Accumulative Construction
A while back someone asked for guidance on what order should polymorphic construction occur in C# classes. I guess I had never really put much thought into it before and have never seen other guidance on the topic; but, I can see where this can become a valid design consideration.
Polymorphic construction is when a class has more than one constructor. If one constructor reuses the services of another constructor, I've coined the term Accumulative Construction, i.e. through successive calls to potentially many constructors.
Here's some guidance that serves me well:
Polymorphic constructors should be called from most specific to least specific.
For example; you may want to write class with several parts to its invariant, where one or many of those parts may have defaults or are optional. In this case you may provide several constructors allowing the user to construct your object in different combinations of required and optional information.
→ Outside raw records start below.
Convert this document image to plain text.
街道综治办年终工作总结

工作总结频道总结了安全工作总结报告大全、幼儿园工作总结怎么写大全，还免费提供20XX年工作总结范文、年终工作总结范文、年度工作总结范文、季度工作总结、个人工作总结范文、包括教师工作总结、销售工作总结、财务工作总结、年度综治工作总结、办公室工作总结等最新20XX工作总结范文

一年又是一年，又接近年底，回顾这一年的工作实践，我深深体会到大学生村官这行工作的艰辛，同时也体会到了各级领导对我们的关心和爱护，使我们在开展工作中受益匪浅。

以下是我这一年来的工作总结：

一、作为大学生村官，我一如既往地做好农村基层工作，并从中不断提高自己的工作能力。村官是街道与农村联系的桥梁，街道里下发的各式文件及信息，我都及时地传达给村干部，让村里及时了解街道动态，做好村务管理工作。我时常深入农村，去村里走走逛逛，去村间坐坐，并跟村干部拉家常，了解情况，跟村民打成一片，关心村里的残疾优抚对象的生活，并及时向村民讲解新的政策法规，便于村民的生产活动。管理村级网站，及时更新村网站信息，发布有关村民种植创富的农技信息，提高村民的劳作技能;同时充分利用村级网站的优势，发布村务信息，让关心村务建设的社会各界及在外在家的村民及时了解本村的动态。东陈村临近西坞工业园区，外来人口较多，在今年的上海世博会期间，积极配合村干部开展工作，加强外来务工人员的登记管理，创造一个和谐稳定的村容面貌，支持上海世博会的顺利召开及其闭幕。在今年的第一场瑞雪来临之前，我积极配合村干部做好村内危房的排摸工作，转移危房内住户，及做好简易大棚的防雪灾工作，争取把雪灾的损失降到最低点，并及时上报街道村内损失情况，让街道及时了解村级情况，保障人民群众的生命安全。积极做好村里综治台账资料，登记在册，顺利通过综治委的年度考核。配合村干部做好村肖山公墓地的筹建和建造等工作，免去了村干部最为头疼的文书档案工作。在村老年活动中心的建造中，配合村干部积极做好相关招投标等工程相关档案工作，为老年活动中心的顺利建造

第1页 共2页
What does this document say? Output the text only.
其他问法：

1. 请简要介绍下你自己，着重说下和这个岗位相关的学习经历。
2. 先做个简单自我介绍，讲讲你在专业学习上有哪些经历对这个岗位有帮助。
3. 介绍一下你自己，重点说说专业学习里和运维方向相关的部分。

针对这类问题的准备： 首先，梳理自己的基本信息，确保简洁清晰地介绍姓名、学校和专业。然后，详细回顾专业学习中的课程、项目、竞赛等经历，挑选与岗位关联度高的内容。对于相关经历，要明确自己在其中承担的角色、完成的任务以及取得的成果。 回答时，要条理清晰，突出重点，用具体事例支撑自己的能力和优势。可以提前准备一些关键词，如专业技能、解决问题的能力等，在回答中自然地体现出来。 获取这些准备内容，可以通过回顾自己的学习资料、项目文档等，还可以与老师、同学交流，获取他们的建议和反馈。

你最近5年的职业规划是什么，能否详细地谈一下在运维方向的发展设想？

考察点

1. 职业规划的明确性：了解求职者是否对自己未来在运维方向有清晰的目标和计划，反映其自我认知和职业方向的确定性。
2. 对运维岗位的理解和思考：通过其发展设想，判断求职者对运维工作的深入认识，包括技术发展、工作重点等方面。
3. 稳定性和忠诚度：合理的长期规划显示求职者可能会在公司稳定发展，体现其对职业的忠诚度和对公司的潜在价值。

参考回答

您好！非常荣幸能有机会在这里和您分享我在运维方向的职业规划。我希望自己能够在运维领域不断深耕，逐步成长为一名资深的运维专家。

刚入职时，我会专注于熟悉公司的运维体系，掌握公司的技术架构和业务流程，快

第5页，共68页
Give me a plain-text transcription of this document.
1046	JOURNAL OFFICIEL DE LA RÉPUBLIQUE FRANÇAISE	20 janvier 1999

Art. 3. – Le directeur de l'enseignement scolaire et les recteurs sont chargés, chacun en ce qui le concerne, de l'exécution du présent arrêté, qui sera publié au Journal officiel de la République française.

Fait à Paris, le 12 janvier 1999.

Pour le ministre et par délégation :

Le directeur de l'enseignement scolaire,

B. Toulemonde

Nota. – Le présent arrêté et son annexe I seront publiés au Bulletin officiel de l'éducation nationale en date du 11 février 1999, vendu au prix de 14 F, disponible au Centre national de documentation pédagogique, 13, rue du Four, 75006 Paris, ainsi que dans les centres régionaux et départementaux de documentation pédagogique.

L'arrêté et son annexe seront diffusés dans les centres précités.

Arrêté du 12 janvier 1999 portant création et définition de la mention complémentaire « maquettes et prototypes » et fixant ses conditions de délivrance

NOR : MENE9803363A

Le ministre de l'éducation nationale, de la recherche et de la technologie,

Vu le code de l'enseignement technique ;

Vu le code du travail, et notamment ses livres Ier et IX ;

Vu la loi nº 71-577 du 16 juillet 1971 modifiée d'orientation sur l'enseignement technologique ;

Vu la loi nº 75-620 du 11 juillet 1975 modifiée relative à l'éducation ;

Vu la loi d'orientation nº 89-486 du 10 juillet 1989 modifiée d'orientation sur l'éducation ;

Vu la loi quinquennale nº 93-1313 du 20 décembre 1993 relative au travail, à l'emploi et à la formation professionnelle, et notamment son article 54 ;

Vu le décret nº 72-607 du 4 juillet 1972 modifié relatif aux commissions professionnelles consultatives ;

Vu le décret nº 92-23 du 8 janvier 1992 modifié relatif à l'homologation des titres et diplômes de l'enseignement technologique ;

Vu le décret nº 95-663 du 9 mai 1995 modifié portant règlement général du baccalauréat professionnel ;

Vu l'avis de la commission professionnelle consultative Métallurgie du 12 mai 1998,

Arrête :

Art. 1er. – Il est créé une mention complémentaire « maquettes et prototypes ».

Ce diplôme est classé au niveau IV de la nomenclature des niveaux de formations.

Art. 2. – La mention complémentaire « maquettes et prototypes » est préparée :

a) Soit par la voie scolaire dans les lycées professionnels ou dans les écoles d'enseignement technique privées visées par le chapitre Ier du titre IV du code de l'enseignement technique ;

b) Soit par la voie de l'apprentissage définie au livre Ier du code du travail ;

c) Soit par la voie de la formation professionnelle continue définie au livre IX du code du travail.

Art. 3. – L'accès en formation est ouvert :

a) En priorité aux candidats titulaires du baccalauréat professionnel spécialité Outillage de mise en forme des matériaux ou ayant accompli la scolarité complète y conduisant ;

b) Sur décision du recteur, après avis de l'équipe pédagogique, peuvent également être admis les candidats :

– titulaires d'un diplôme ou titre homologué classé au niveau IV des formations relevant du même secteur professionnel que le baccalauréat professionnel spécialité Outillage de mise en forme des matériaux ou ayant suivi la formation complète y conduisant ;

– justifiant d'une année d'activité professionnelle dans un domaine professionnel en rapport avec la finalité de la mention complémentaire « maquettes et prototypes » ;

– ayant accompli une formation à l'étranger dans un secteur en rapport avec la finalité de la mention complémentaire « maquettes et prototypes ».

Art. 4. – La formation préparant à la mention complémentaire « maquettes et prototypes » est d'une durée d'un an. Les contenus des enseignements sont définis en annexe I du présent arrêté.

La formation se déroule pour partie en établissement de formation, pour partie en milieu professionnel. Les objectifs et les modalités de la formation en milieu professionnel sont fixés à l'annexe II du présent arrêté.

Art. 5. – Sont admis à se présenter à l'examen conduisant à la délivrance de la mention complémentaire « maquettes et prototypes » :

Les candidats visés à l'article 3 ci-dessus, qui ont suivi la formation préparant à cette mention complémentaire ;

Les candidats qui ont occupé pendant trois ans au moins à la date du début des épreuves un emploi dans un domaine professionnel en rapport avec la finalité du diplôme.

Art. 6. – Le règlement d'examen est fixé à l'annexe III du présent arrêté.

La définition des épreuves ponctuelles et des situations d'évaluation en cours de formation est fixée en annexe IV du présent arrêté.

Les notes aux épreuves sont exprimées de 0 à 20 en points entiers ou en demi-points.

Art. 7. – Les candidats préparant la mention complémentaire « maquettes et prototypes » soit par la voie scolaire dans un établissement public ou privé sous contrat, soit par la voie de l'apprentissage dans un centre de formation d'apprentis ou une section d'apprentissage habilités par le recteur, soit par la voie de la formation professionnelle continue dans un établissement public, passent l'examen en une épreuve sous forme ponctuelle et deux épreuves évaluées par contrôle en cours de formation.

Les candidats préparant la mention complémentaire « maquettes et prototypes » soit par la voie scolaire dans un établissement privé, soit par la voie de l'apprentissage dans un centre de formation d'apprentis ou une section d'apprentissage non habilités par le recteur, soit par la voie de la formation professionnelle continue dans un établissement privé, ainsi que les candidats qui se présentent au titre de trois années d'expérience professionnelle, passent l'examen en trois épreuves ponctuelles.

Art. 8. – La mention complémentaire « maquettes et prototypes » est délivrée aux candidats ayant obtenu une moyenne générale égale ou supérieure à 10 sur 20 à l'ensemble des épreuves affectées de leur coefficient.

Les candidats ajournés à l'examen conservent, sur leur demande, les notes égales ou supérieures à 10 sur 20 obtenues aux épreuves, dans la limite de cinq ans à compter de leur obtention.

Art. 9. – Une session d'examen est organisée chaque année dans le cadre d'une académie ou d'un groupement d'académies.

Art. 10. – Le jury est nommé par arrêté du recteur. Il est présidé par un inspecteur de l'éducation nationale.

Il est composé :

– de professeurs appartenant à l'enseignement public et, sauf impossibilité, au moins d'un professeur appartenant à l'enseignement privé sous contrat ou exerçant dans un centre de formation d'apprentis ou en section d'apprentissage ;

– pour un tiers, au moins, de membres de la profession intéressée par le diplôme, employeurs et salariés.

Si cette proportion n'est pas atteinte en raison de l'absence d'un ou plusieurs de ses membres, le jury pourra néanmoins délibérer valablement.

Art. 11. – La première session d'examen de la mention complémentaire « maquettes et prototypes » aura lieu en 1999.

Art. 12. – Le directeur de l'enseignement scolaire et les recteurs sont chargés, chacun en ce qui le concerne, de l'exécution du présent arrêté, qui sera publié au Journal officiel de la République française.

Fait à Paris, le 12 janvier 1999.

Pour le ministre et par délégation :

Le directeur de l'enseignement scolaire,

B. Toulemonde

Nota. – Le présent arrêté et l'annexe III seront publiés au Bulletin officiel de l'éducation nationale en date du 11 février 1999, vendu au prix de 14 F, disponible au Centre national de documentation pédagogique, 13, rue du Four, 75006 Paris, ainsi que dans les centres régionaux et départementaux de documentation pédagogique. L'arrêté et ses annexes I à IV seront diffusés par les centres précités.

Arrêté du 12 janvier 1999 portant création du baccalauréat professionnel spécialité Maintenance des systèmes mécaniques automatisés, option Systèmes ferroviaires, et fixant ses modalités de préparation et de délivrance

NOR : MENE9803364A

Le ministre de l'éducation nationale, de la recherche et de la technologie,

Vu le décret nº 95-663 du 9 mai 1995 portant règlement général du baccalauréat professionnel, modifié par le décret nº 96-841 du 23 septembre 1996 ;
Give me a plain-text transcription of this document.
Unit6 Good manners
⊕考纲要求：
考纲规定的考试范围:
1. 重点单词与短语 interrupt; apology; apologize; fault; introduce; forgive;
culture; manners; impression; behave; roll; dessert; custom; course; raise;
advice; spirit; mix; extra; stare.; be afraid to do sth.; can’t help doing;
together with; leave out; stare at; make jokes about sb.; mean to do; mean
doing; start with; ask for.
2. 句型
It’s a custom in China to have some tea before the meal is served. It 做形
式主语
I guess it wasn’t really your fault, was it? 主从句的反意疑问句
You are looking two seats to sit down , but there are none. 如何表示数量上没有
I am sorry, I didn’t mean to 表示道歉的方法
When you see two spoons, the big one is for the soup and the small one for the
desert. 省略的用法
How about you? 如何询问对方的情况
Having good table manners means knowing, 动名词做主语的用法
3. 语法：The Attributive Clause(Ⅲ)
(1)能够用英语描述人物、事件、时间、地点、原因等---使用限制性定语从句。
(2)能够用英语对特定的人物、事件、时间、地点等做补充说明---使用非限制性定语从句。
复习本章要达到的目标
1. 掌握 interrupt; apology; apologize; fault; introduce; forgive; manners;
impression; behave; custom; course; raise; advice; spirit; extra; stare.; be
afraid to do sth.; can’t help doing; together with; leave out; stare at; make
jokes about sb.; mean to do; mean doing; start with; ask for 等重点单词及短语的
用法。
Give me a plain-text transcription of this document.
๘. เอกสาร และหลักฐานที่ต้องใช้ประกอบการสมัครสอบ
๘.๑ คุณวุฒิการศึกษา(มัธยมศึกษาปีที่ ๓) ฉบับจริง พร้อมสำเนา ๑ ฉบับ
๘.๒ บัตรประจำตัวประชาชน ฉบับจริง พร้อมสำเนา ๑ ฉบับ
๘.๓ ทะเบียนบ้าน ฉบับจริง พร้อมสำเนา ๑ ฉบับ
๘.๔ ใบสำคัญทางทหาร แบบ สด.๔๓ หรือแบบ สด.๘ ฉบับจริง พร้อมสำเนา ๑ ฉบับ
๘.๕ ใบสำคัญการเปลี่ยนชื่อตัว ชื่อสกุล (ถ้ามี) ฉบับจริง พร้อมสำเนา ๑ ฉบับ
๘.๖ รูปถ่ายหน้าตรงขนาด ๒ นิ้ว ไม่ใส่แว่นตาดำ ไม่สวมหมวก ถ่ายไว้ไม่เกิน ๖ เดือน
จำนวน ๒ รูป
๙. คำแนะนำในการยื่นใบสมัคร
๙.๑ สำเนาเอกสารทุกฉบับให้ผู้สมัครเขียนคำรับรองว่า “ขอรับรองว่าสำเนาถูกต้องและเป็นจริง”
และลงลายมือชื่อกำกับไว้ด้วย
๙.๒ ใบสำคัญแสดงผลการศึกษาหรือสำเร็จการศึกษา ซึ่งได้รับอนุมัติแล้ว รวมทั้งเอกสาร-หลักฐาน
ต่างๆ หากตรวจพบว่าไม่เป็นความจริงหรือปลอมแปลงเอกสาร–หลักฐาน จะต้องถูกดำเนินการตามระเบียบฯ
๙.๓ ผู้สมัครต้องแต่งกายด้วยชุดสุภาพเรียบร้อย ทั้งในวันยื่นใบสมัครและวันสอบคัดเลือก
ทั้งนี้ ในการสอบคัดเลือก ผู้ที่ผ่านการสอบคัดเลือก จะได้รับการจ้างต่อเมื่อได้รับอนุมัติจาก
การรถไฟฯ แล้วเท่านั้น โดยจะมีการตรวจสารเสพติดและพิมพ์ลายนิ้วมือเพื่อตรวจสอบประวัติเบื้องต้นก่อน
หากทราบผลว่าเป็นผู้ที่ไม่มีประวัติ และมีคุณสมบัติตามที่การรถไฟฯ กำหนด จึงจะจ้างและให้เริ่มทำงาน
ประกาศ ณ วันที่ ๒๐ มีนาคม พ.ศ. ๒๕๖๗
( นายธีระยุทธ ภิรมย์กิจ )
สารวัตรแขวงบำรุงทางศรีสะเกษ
In cases like this, the most specific constructors should call least specific constructors.
internal class Person
{
int age;
String firstName;
String middleName;
String lastName;
public Person ( String firstName, int age )
{
this.firstName = firstName;
this.age = age;
}
- public Person ( String firstName, String lastName, int age )
- this(firstName, age)
{
this.lastName = lastName;
}
- public Person ( String firstName, String middleName, String lastName, int age )
- this(firstName, lastName, age)
{
this.middleName = middleName;
}
// properties and methods follow…
}
This nicely matches generally accepted exception handling: order catch blocks from most to least derived class (which is detected automatically by the C# compiler).